Chronique Album
Date de sortie : 11.08.2014
Label : Popping Candy
Rédigé par
Emmanuel Stranadica, le 2 septembre 2014
A l'annonce de la sortie du premier album solo de Grant Nicholas, on pouvait se demander vers quelle direction le leader de Feeder allait s'engager. En effet, les deux derniers albums du groupe londonien s'apparentaient davantage à une boue métal lourdingue plutôt qu'à une power pop de standing. Ce qui est en soit bien dommage quand on connait le talent de songwriter du bonhomme.
Cependant, c'est une tangente bien plus mélodieuse et délicate que notre homme a eu la bonne inspiration de prendre. Dès les premières notes de Soul Mates, on retrouve un Grant Nicholas apaisé. Clin d'œil possible à Taka Hirose, compère de toujours de leur groupe culte en Angleterre, la plage d'ouverture s'avère toutefois comme une bouffée d'oxygène pour le chanteur en solo. L'acoustique est de mise et la voix du gallois vient se poser en douceur sur les arpèges déployés pendant les trois minutes vingt de la chanson. Dans la très grande discographie de Feeder, on trouve déjà bon nombre de versions acoustiques sur les faces b de leurs nombreux singles. Si celles-ci pouvaient dépareiller avec le côté punchy de la plupart des compositions du groupe, force est de constater qu'elles font particulièrement sens aujourd'hui et démontrent le talent de celui dont le groupe n'a malheureusement jamais réussi à percer en France.
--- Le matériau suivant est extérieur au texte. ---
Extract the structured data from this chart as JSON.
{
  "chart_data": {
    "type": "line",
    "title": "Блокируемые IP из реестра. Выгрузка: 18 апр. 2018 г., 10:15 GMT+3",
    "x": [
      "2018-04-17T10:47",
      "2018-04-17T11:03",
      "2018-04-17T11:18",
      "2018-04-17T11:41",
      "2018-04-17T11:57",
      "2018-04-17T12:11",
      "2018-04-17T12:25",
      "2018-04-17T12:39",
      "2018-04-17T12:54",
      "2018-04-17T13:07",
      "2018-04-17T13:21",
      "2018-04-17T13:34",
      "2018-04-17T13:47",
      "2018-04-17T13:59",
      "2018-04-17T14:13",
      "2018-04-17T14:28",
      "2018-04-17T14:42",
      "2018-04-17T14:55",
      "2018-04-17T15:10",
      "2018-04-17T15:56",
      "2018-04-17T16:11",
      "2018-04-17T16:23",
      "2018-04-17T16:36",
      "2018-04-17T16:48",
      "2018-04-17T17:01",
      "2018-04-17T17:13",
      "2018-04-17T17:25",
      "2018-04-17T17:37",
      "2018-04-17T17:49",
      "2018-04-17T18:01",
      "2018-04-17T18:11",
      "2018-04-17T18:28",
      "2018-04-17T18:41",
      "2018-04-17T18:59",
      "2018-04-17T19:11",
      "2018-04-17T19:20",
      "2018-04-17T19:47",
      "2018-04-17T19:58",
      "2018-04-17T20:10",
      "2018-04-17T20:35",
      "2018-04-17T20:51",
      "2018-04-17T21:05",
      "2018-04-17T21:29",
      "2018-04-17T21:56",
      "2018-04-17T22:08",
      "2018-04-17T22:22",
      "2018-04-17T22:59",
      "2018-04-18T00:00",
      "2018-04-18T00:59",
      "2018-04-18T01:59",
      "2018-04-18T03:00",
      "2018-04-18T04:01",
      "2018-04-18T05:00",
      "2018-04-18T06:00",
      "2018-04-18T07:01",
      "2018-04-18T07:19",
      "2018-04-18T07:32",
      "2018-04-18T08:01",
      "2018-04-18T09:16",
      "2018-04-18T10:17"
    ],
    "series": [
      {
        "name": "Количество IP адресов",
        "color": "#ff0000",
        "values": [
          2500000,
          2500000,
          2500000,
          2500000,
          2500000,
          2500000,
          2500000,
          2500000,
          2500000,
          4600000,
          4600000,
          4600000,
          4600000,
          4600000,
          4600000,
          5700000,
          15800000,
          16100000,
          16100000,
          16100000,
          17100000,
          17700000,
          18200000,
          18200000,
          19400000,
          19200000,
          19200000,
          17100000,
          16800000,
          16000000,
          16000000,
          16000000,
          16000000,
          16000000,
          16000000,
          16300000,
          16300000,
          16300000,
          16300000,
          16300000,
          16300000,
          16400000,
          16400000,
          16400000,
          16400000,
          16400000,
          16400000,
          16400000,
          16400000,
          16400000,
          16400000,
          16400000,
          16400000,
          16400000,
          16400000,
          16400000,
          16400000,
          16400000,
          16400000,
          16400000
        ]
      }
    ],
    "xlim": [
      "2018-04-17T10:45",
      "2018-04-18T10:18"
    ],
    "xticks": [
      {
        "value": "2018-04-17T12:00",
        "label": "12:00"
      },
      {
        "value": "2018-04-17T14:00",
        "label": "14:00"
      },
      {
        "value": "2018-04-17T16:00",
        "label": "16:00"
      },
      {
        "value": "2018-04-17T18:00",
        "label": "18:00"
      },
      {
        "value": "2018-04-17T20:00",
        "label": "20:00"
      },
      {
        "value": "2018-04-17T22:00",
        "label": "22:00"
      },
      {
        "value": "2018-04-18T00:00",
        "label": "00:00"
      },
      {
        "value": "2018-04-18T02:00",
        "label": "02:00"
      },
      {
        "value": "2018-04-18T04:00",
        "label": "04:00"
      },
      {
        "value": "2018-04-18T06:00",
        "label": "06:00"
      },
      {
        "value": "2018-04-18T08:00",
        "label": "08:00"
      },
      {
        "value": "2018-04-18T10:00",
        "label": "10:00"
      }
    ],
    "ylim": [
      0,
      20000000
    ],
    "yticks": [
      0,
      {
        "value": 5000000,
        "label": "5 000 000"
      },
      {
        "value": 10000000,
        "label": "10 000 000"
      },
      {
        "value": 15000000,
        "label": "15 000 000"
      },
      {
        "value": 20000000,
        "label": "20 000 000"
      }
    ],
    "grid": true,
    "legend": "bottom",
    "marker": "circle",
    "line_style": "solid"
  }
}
Après un début d'album délicieusement calme, Grant Nicholas renoue avec des mélodies aux sonorités davantage pop/rock, le temps d'un Robots et d'un Vampires, sans toutefois jamais sombrer dans les excès d'antan, et cela pour notre plus grand plaisir. On croit même entendre le fantôme de Nick Drake traverser Yorktown heights le temps d'un Good Fortunes Lies Ahead. La jolie Joan Of Arc évoque quant à elle le souvenir de Comfort In Sound, l'album le plus populaire du groupe. Le fait que celle-ci se situe au beau milieu du disque n'est probablement pas le fruit du hasard, et s'apparente bien au contraire comme un moment clé dénotant un désir d'expulsion de la noirceur profondément enfouie chez le compositeur. Le Hope qui lui fait suite en est d'ailleurs vraisemblablement une conséquence, consciente ou non.
La seconde moitié de Yorktown heights voit naviguer le quadragénaire entre moments intimistes (Silent In Space, Counting Steps), poignants (Father To Son) ou enjoués (Time Stood Still). Le disque se termine avec deux chansons complémentaires aux titres particulièrement évocateurs Silent In Space et Safe In Space. De là à dire que cet opus a eu des vertus thérapeutiques pour Grant Nicholas, il n'y a qu'un pas, même si en définitive seul l'artiste pourrait en répondre. Nous nous contenterons donc d'apprécier ses chansons à leur juste titre car elles ont le mérite de nous apporter un peu de soleil dans la grisaille décidément bien désespérante de cet été 2014.